On March 5, 2015 Concrete Press released Arthur Rimbaud in Liberty City, a limited edition book that documents our latest project. It looks like this:
Arthur Rimbaud in Liberty City is a multimedia homage and appropriation of David Wojnarowicz’ Arthur Rimbaud in New York. The project comprises a set of 35 mm slides, framed photographs, and a printed catalog published by Concrete Press featuring forty-eight digital images.
Arthur Rimbaud in Liberty City is a replay and not a mere re-enactment of Wojnarowicz’ project. The word re-enactment is inextricably connected to a normalized, prescriptive view of art history in which it denotes a lower quality copy of a lost “original”. “Replay” alludes instead to the aesthetics of visual media. According to the Oxford Dictionary, replay means “playing again of a section of a recording, especially so as to be able to watch an incident more closely”. Re-enactments are often motivated by nostalgia. A replay, on the contrary, does not communicate a sentimental longing or wistful affection for the past, a period or place. If anything, a replay is an attempt to retrieve, and simultaneously rewrite, the past. Svetlana Boym (2001) distinguishes between two forms of nostalgia: the “restorative” desire to perfectly recreate past experience and the “reflective” consideration of something which has since passed. If a re-enactment has restorative ambitions, a replay has reflective goals. To replay an art performance is to animate an archive, that is, is to recontextualize and rearrange a set of documents (records). To replay is to present an occurrence that closely follows the pattern or trajectory of a previous event or situation without striving for its complete reproduction. A replay is a repeat with variation. Not just a “playback”, but a “playforward”. In other words, a replay does not only deal with the past but also with imagined futures, unrealized situations, and possible worlds. Above all, a replay makes no claim to authenticity: it fully embraces unoriginality and uncreativity. Finally, the practice of replay is not limited to the performance itself, but to its documentation as well. This book is no exception.
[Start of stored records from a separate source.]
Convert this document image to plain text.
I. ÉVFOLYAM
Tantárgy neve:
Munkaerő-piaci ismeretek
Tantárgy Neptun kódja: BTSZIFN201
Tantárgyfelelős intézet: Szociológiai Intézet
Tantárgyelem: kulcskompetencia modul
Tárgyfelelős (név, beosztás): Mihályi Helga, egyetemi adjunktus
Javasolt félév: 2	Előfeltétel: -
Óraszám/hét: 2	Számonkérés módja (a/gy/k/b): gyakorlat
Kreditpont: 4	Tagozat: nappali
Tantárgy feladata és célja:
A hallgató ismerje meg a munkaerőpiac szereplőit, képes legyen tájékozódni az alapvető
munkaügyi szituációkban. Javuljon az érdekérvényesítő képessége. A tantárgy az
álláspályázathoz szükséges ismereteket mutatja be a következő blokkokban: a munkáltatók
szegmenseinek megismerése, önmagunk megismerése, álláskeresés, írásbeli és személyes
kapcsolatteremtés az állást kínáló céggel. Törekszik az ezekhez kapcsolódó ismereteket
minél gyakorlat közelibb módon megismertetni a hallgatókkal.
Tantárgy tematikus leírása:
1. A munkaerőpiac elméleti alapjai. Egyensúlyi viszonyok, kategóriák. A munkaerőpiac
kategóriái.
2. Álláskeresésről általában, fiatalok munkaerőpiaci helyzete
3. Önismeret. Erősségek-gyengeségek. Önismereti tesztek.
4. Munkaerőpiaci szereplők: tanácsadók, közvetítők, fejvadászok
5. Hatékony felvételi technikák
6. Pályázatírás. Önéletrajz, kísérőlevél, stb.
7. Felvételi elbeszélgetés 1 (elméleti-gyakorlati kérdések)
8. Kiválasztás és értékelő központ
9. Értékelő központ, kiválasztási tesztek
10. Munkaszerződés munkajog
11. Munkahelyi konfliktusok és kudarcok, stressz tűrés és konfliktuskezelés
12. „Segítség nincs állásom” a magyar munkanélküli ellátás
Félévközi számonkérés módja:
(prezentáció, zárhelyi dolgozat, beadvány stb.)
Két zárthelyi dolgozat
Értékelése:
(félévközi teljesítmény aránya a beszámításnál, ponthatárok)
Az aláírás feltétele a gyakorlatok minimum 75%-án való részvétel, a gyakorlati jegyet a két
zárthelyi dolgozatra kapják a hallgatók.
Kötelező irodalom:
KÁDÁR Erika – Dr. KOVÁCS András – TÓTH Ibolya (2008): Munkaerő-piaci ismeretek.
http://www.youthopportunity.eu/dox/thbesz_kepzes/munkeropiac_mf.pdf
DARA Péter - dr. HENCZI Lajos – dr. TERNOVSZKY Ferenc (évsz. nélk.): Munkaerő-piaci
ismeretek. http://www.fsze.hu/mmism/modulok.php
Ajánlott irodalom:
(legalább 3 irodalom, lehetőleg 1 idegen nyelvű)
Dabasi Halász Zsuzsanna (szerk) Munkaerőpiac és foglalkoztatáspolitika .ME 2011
In 2004, critic and curator Andrew Roth edited David Wojnarowicz, RIMBAUD IN NEW YORK. The book was published by PPP Editions in an edition of one thousand. Roth completed the project originally started by Wojnarowicz himself. In 1990, the painter, photographer, writer, filmmaker, performance artist, and activist “selected twenty-five negatives and produced a portfolio of 8 x 10 inch prints in a proposed edition of three. He only realized one complete set; the individual prints were sold separately and traded infrequently in the market.” While working on the project, Roth discovered additional material, including several negatives in his archive at the Fales Library at New York University, which were developed and subsequently printed. The updated portfolio featured forty-four black and white photographs as opposed to the original twenty-five selected by Wojnarowicz. Roth’s publication featured the front of Rimbaud's mask on the cover and the inside part of the mask on the back cover, with no text on either side.
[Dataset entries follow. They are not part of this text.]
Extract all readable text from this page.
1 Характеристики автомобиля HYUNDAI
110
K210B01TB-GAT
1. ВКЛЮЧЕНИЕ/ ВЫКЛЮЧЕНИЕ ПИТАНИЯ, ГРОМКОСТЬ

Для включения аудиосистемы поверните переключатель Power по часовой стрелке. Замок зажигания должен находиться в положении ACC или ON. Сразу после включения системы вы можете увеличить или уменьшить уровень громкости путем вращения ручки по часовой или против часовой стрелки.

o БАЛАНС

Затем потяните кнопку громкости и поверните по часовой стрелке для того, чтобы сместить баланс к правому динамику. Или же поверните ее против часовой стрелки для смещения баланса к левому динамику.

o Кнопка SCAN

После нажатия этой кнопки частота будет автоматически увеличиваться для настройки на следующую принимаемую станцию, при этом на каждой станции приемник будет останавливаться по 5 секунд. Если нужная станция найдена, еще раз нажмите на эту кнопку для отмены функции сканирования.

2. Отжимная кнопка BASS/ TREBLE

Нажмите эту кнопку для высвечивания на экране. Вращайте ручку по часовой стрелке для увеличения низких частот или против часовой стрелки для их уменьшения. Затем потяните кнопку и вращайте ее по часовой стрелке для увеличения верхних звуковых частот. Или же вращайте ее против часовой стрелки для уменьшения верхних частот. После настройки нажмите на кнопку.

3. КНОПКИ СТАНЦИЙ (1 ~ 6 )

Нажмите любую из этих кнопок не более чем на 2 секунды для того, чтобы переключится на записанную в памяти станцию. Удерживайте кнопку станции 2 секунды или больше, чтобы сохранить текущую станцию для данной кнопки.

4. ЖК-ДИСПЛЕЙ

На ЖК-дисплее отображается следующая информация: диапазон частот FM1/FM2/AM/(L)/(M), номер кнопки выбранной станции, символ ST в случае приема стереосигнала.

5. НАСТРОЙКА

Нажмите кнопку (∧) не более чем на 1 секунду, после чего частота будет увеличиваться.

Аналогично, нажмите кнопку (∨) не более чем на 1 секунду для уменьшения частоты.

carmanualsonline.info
COLL.EO has replicated the design of the front jacket, developed from a screenshot of the modded Grand Theft Auto IV. However, this catalog features a different pagination style. The photographs in David Wojnarowicz, RIMBAUD IN NEW YORK are presented in a portrait-oriented format: the vertical images are shown as full bleeds on one side of a double-spread page and the horizontals spanning the gutter and bleeding off either the left or right side, leaving a bold white margin. In COLL.EO's version, the photographs are presented in landscape format. Moreover, the book size is 7 x 7 inch, similarly to the previous catalog for Grand Theft Vito (2014).
Published in an edition of 99, its release coincided with the online exhibition COLL.EO, Arthur Rimbaud in Liberty City, which took place at Concrete Gallery in March 2015, a digital space where art can be experienced and remembered - or ignored and forgotten - all day, all night.